In a new report released on Monday, called Energy Technology Perspectives 2014, the IEA forecasts the future of the energy sector over the next 40 years.

It notes that much of the world’s electricity is currently generated by the burning of fossil fuels such as coal and gas, creating carbon emissions and driving climate change. 

As demand for electricity increases around the world, governments must quickly adopt cleaner methods of energy generation if global warming is to be kept below the internationally agreed threshold of 2C, the IEA says.

To achieve this, its study suggests the carbon intensity of electricity generation must decrease by 90% by 2050.  

The IEA observes that while the adoption of renewable energy sources in developing countries have offset emissions increases in richer countries, the “overall picture of progress remains bleak“.

Increased use of coal is putting the world at risk, and has increased the expected cost of decarbonisation efforts to $44 trillion through to 2050, the report says. 

However, this investment would result in fuel savings of $115 trillion, easily offsetting the cost.

“We must get it right, but we’re on the wrong path at the moment”, said IEA executive director Maria van der Hoeven. 

“Growing use of coal globally is overshadowing progress in renewable energy deployment, and the emissions intensity of the electricity system has not changed in 20 years despite some progress in some regions. 

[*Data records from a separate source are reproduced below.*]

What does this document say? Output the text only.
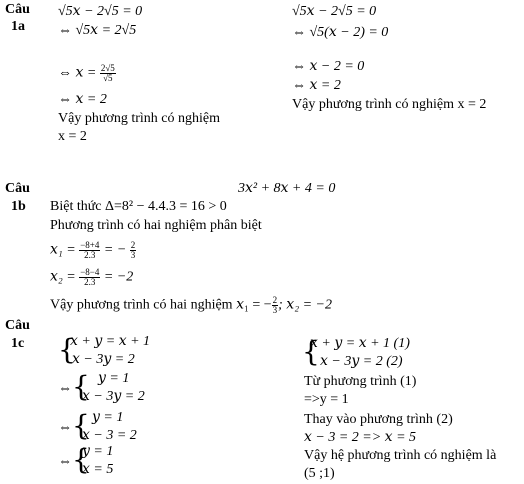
Câu
1a
√5𝑥 − 2√5 = 0
⇔ √5𝑥 = 2√5
⇔ 𝑥 = $\frac{2√5}{√5}$
⇔ 𝑥 = 2
Vậy phương trình có nghiệm
x = 2
√5𝑥 − 2√5 = 0
⇔ √5(𝑥 − 2) = 0
⇔ 𝑥 − 2 = 0
⇔ 𝑥 = 2
Vậy phương trình có nghiệm x = 2
Câu
1b
3𝑥² + 8𝑥 + 4 = 0
Biệt thức Δ=8² − 4.4.3 = 16 > 0
Phương trình có hai nghiệm phân biệt
𝑥₁ = $\frac{-8+4}{2.3}$ = − $\frac{2}{3}$
𝑥₂ = $\frac{-8-4}{2.3} = -2$
Vậy phương trình có hai nghiệm 𝑥₁ = − $\frac{2}{3}$ ; 𝑥₂ = −2
Câu
1c {
𝑥 + 𝑦 = 𝑥 + 1
𝑥 − 3𝑦 = 2
⇔ { 𝑦 = 1
𝑥 − 3𝑦 = 2
⇔ { 𝑦 = 1
𝑥 − 3 = 2
⇔ {
𝑦 = 1
𝑥 = 5
{
𝑥 + 𝑦 = 𝑥 + 1 (1)
𝑥 − 3𝑦 = 2 (2)
Từ phương trình (1)
=>y = 1
Thay vào phương trình (2)
𝑥 − 3 = 2 => 𝑥 = 5
Vậy hệ phương trình có nghiệm là
(5 ;1)
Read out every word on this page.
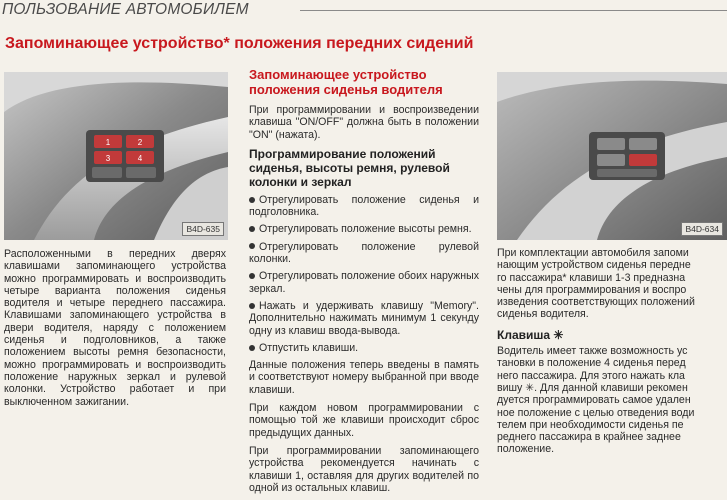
ПОЛЬЗОВАНИЕ АВТОМОБИЛЕМ
Запоминающее устройство* положения передних сидений
1	2
3	4
B4D-635	B4D-634

Расположенными в передних дверях клавишами запоминающего устройства можно программировать и воспроизводить четыре варианта положения сиденья водителя и четыре переднего пассажира. Клавишами запоминающего устройства в двери водителя, наряду с положением сиденья и подголовников, а также положением высоты ремня безопасности, можно программировать и воспроизводить положение наружных зеркал и рулевой колонки. Устройство работает и при выключенном зажигании.

Запоминающее устройство положения сиденья водителя

При программировании и воспроизведении клавиша "ON/OFF" должна быть в положении "ON" (нажата).

Программирование положений сиденья, высоты ремня, рулевой колонки и зеркал

Отрегулировать положение сиденья и подголовника.

Отрегулировать положение высоты ремня.

Отрегулировать положение рулевой колонки.

Отрегулировать положение обоих наружных зеркал.

Нажать и удерживать клавишу "Memory". Дополнительно нажимать минимум 1 секунду одну из клавиш ввода-вывода.

Отпустить клавиши.

Данные положения теперь введены в память и соответствуют номеру выбранной при вводе клавиши.

При каждом новом программировании с помощью той же клавиши происходит сброс предыдущих данных.

При программировании запоминающего устройства рекомендуется начинать с клавиши 1, оставляя для других водителей по одной из остальных клавиш.

При комплектации автомобиля запоми
нающим устройством сиденья передне
го пассажира* клавиши 1-3 предназна
чены для программирования и воспро
изведения соответствующих положений
сиденья водителя.
Клавиша ✳
Водитель имеет также возможность ус
тановки в положение 4 сиденья перед
него пассажира. Для этого нажать кла
вишу ✳. Для данной клавиши рекомен
дуется программировать самое удален
ное положение с целью отведения води
телем при необходимости сиденья пе
реднего пассажира в крайнее заднее
положение.
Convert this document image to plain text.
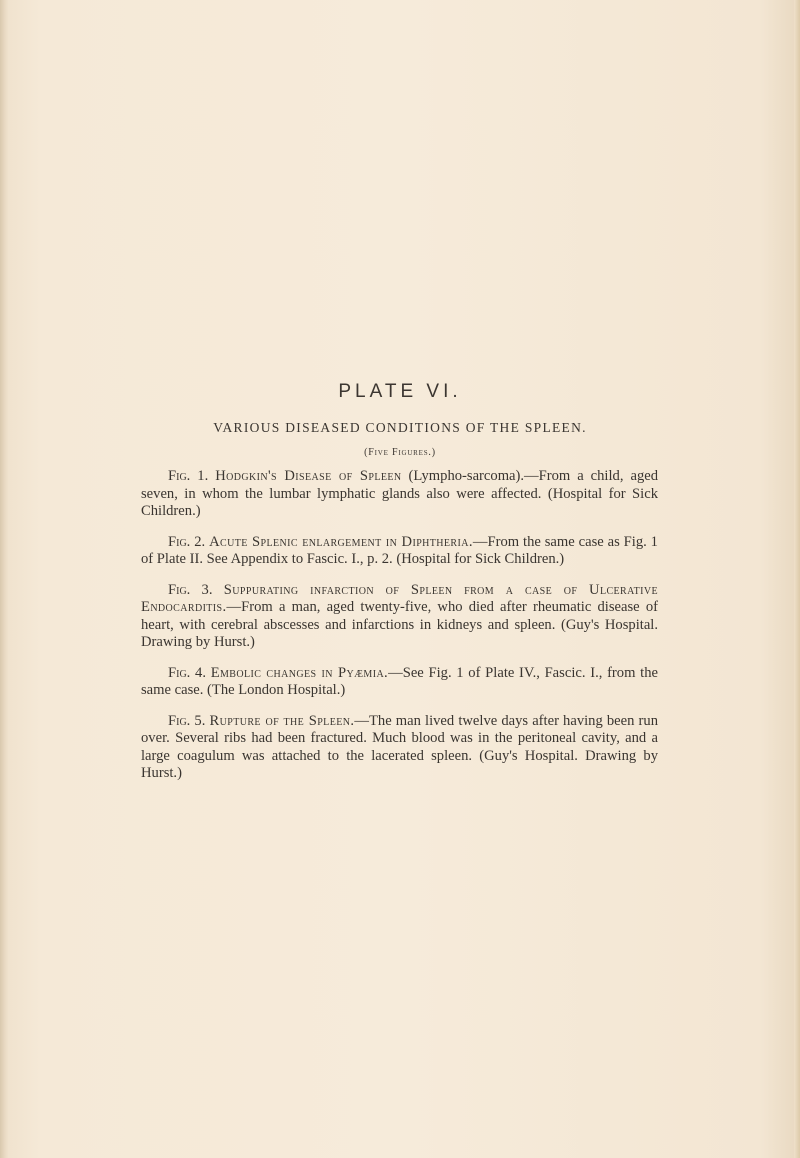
PLATE VI.
VARIOUS DISEASED CONDITIONS OF THE SPLEEN.
(Five Figures.)

Fig. 1. Hodgkin's Disease of Spleen (Lympho-sarcoma).—From a child, aged seven, in whom the lumbar lymphatic glands also were affected. (Hospital for Sick Children.)

Fig. 2. Acute Splenic enlargement in Diphtheria.—From the same case as Fig. 1 of Plate II. See Appendix to Fascic. I., p. 2. (Hospital for Sick Children.)

Fig. 3. Suppurating infarction of Spleen from a case of Ulcerative Endocarditis.—From a man, aged twenty-five, who died after rheumatic disease of heart, with cerebral abscesses and infarctions in kidneys and spleen. (Guy's Hospital. Drawing by Hurst.)

Fig. 4. Embolic changes in Pyæmia.—See Fig. 1 of Plate IV., Fascic. I., from the same case. (The London Hospital.)

Fig. 5. Rupture of the Spleen.—The man lived twelve days after having been run over. Several ribs had been fractured. Much blood was in the peritoneal cavity, and a large coagulum was attached to the lacerated spleen. (Guy's Hospital. Drawing by Hurst.)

“A radical change of course at the global level is long overdue.”

This radical change must entail the addition of 92 gigawatts (GW) of solar photovoltaics generating capacity each year, alongside almost 80GW of onshore and almost 16GW of offshore wind wind each year, according to the report.

The adoption of carbon capture and storage (CCS) at more conventional power plants and an increase in the use of nuclear power may also be necessary, the IEA concludes.

The report’s verdict on fracking is also bad news for the shale gas industry. Gas, the IEA argues, “must be seen for what it is”: a transitional fuel, and not a low-carbon solution. 

This latest call for decarbonisation follows in the wake of the Intergovernmental Panel on Climate Change’s landmark review on the mitigation of global warming.  

In the UN report, scientists also warned that the use of fossil fuels must be drastically cut to avoid the worst impacts of climate change while investment in renewables must rapidly increase.

Further reading:

Fossil fuel subsidies preventing transition to low-carbon economy

IPCC climate report means cleantech ‘an attractive proposition for any investor’

IPCC report proves fossil fuel investors are ‘wrecking our future’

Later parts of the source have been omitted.